EV sales are booming, but can battery production keep pace? Several factors could hamper growth, say experts

Source: By Robert Walton, Utility Dive • Posted: Wednesday, September 14, 2022

Rapid electric vehicle adoption could hinge on the availability of concrete, steel and roofing materials, alongside growing processing capacity for critical minerals.

A Tesla car recharges its battery at the Petaluma Supercharger on March 09, 2022 in Petaluma, California.Justin Sullivan / Staff via Getty Images

Electric vehicle sales are booming, but experts say continued growth in the sector depends on expanding global battery production — and several factors could complicate that effort.

Both in the United States and globally, sales of EVs and plug-in hybrids are growing at about a 50% year-over-year rate, according to Victor Irle, co-founder of EV Volumes. The company tracks monthly sales around the world by vehicle model.

In 2021 there were about 6.8 million EVs and plug-in hybrids sold globally — and in just the first half of this year, about 5.1 million were sold. “We’re probably already over last year’s full-year results,” Irle said. “You see that there is double-digit growth each and every month.”

Irle spoke Tuesday at the Novi Battery Show, outside of Detroit. The conference is hosted by Informa, which recently purchased Industry Dive.

Full-year 2022 global sales of EVs and PHEVs could reach 10.9 million, Irle said.
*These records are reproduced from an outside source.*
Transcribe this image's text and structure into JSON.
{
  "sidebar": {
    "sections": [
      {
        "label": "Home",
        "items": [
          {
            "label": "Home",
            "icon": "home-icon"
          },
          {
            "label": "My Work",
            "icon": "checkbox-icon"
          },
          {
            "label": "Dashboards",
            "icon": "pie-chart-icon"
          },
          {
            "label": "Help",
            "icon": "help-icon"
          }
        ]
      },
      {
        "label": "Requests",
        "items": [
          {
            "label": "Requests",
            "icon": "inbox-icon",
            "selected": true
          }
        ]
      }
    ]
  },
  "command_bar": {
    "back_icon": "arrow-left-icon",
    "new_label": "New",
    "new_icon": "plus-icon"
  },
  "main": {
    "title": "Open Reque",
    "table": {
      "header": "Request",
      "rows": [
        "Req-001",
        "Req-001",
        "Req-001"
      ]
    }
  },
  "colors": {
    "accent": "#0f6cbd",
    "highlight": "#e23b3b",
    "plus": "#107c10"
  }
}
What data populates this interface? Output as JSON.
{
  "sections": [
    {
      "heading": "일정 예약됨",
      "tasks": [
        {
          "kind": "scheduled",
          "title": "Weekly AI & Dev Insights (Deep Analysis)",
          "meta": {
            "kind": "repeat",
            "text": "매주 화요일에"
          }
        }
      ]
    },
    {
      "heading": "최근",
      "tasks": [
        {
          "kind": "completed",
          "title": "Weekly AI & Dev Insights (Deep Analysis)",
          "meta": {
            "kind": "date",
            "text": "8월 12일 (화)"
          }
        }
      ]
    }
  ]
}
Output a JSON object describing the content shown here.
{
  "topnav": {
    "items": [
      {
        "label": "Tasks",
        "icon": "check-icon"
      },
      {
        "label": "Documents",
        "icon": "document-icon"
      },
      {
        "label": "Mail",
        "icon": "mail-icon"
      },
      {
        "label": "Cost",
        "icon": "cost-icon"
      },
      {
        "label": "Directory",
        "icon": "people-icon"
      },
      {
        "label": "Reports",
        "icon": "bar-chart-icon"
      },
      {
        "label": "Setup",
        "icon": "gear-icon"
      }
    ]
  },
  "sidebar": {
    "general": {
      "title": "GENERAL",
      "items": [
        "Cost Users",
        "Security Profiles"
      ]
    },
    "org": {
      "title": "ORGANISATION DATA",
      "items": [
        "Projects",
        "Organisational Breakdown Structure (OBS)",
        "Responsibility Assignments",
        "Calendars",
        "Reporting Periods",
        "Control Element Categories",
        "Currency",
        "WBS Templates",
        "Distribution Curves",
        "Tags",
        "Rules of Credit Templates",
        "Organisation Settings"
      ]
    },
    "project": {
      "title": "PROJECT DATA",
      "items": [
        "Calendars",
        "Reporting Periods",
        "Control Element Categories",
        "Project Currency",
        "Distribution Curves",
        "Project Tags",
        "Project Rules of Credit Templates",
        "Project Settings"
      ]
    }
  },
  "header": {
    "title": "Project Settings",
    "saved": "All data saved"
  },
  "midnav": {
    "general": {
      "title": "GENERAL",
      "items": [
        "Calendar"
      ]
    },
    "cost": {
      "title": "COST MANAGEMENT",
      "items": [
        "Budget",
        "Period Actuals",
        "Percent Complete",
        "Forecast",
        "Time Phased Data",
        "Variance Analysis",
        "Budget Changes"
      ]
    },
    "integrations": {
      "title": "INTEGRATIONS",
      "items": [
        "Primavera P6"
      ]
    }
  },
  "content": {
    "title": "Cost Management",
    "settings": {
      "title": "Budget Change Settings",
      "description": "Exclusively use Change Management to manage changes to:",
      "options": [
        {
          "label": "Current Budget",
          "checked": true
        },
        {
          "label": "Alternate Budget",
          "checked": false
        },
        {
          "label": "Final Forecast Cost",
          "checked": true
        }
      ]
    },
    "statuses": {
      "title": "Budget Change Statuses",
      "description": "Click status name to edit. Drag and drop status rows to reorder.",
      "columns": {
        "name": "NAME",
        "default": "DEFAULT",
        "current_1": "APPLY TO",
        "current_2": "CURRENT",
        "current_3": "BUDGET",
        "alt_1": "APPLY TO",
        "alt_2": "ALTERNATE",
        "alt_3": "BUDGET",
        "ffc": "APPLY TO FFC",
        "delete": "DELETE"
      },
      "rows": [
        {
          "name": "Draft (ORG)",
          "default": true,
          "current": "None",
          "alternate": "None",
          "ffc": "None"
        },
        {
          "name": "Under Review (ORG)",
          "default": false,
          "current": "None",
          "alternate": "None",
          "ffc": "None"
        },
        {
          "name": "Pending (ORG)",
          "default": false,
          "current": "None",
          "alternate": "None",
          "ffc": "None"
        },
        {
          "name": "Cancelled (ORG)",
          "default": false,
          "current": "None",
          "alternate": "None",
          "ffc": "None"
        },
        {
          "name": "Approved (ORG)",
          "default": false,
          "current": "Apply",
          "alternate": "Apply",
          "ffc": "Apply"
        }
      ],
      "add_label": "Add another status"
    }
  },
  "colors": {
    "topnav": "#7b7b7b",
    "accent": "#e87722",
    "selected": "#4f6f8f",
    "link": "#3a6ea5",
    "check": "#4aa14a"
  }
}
Meanwhile, global sales of internal combustion engine vehicles are down 14%, year-to-date.

“By the end of the year, this number is probably going to be slightly higher because electric vehicles tend to sell better in the second half,” he said.

But experts say continued, rapid EV adoption will depend on a steady supply of batteries. Private industry and global governments are pouring billions into mining, materials processing, and component manufacturing and assembly.

In the U.S., battery plant manufacturing capacity is set to increase 428% by 2026, from 59 GWh in 2021 to 343.5 GWh, according to Anthony Burrell, head of energy storage at the National Renewable Energy Laboratory.

And automakers are investing $71.5 billion from 2017 through 2030 to electrify products, including new assembly plants and battery factories, he said. Those investments are alongside almost $7 billion in support by the federal government for battery materials processing and cell manufacturing, and another $7.5 billion to develop EV charging infrastructure.

“This curve, this predicted growth of battery development … is remarkable,” Burrell said. He also cautioned that projections for battery production are often revised by analysts because growth rates for new technologies can be “unpredictable.”

“Like most of these technologies that are changing our world, they are significantly accelerated by public acceptance and cost reduction drivers in the market,” he said. “The problem we have keeping these slides up to date, is the announcements are coming out like daily.”

The global battery market is expected to grow at around a 34% compound annual growth rate, according to Robert Galyen, formerly the chief technology officer at CATL, the world’s largest battery manufacturer. He now does consulting work through his company Galyen Energy.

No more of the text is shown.